Helicopter scenic flights are available at the visitors center at the Twelve Apostles, near Port Campbell. There are also some Great places to go Mountain Biking in the back of Apollo Bay around Forest and the Otway National Park. There is 1 tour company that offer 5-7 Day tours based out of Apollo bay. Australia By Bike [12] tours include all accommodation, meals and transfers from Melbourne.


Port Campbell has many cafes and restaurants and it is the only place to get food near the Port Campbell National Park.

  • Aire Valley Restaurant and Guest House, 2590 Great Ocean Road, Hordern Vale, 03 5237 9223, [3]. Aire Valley Restaurant has its own Restaurant Garden where it grows its own vegetables, herbs and fruits. While you are driving the Great Ocean Road your dinner is still growing. Dinner 6-10PM. Lunch by arrangement.



  • Baronga Motor Inn in Colac, +61 3 5231 2100, [4]. | Location: 35-39 Murray St East, Colac VIC 3250 | Phone Toll Free 1800 012 100 | Conveniently located close to town centre, but about a 1.5 hour drive from the coastline. All ground floor units, queen beds, 2 bedroom family suites, executive suites with double spa, disabled units, air conditioning, remote TV. Licensed restaurant room service, breakfast. Pool, BBQ, playground. Fax and photocopying. 4 rooms at 4 star.
  • Eco Beach YHA Apollo Bay, 5 Pascoe Street, Apollo Bay, 03 5237 7899, [5]. checkin: 5PM; checkout: 10:ooam. The accommodation features two self-catering kitchens, wood heaters, a rooftop deck and balconies for chilling out or cooking on the BBQ. The hostel is of passive solar and uses a range of energy and water saving techniques to reduce its impact on the environment. Beds from $28, doubles from $80.

Stay safe

Some of the beaches along the road have dangerous currents, observe local signs, and seek local advice about the best places to swim.

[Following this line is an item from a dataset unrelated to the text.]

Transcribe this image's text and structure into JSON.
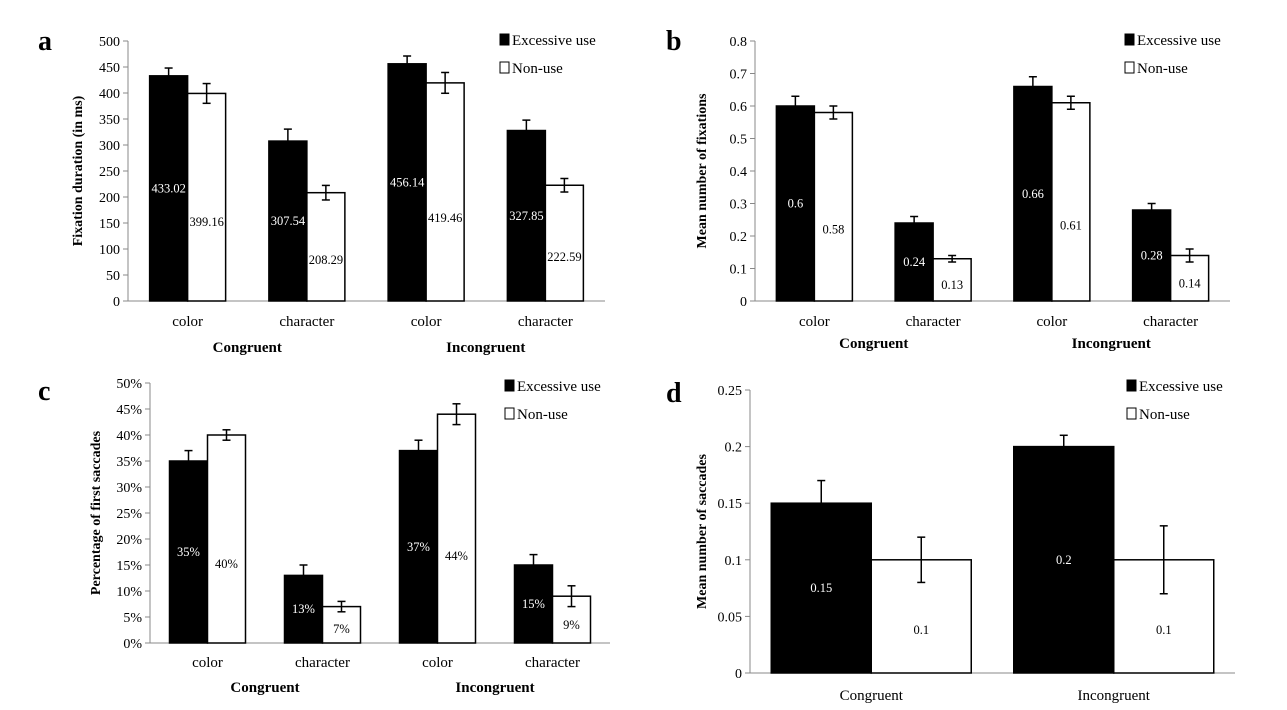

There are few overtaking lanes on the Great Ocean Road, rather turnouts for slower vehicles. If a faster vehicle catches up to you, be considerate and pull over at the next turn out. Frustration causes accidents, let faster vehicles past. If you catch up to a slower vehicle, stay back at a safe distance and wait for the other vehicle to pull over in the next slow vehicle turn out. Don't tailgate.

The speed limit along the Great Ocean Road is 80km/h to 100km/h. In towns, the speed limit is 50km/h to 70km/h.

Given the volume of traffic that can traverse the Great Ocean Road, especially weekends and holidays, don't assume that it will be a quick trip. Allow yourself plenty of time to see everything so that you may enjoy your drive.